CFA's dealt blow by ECHR
19 January 2011 | By Katy Dowell
18 January 2011
5 December 2005
24 October 2005
20 January 2010
15 November 2010
Media lawyers have long been under attack for apparently building up massive legal bills. The high cost of litigation in defamation proceedings, campaigners says, is having a chilling effect on freedom of expression.
High profile cases such as British Chiropractors Association v Singh have helped highlight the inefficiencies of the libel laws in the UK (1 April).
Yesterday (18 January) the European Court of Human Rights quashed the right of the claimant to thrust disproportionate success fee charges on their opponent should they win the case (18 January).
The outcome of the long-running case has been welcomed as a victory by freedom of expression campaigners and an endorsement of the proposed reforms to cut litigation fees put forward by Lord Justice Jackson last year.
The case, Mirror Group Newspapers (MGN) v United Kingdom, has its roots in the landmark invasion of privacy case brought by supermodel Naomi Campbell against the newspaper in 2004. Schillings senior partner Keith Schilling represented Campbell in the case.
It came after the newspaper published details and photographs of Campbell’s visits to a treatment centre for drug addiction. The House of Lords (HOL) upheld her claim and awarded her just £3,500 damages. At the HOL Schillings had agreed to act for Campbell on a conditional fee agreement basis, meaning that it could claim an uplift if her case was successful.

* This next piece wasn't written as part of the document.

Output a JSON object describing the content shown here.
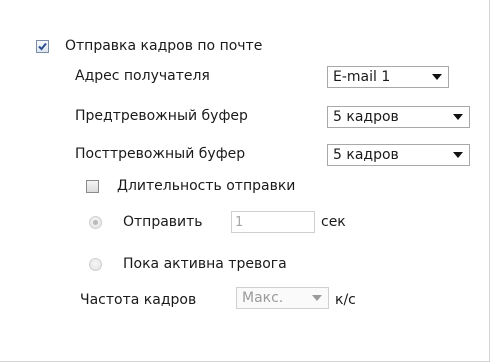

The costs claim in the HOL amounted to £850,000 and included a success fee worth £365,000.
The newspaper group instructed Davenport Lyons partner Kevin Bays to appeal the costs order in an effort to have it overturned. The HOL rejected the bid and the case went to the ECHR.
Counsel opinion was sought from Blackstone Chambers David Pannick QC, who, coincidentally was in the ECHR last week representing Max Mosely in his privacy case against News International, and Keir Starmer QC, who was later appointed as Director of Public Prosecutions (DPP). The newspaper argued that such a disproportionate success fee should be treated as a violation of article 10 of the European Convention on Human Rights, the right to freedom of expression.
The issue was whether there was a fair balance between freedom of expression under Article 10 and the individual’s right of access to court under Article 6.
The court upheld the claim stating that the system was indeed a breach of MGN’s right to expression. The court also noted that the Ministry of Justice is in the middle of a consultation on reforming the system.
It concluded: “The depth and nature of the flaws in the system, […], are such that the court can conclude that the impugned scheme exceeded even the broad margin of appreciation to be accorded to the state in respect of general measures pursuing social and economic interest.”
The system was fundamentally flawed, it said, because of a “lack of focus” and “lack of any qualifying requirements for claimants”.
While the ruling recognises that reforms are on the way, the days of the 100 per cent uplift in defamation cases are numbered.
Beachcroft partner Andrew Parker comments: “Implicitly the Court’s decision is a criticism of the logic behind success fee recovery in just that situation. The stronger the defence, the easier the justification under the current system for a high success fee and a high ATE premium. Thus the defendant with a strong defence faces the highest risk of disproportionate costs”
Jackson LJ recommends success fees are capped at 10 per cent in defamation and personal injury cases. The ECHR ruling will put added pressure on the MOJ to implement the reforms as a matter of urgency.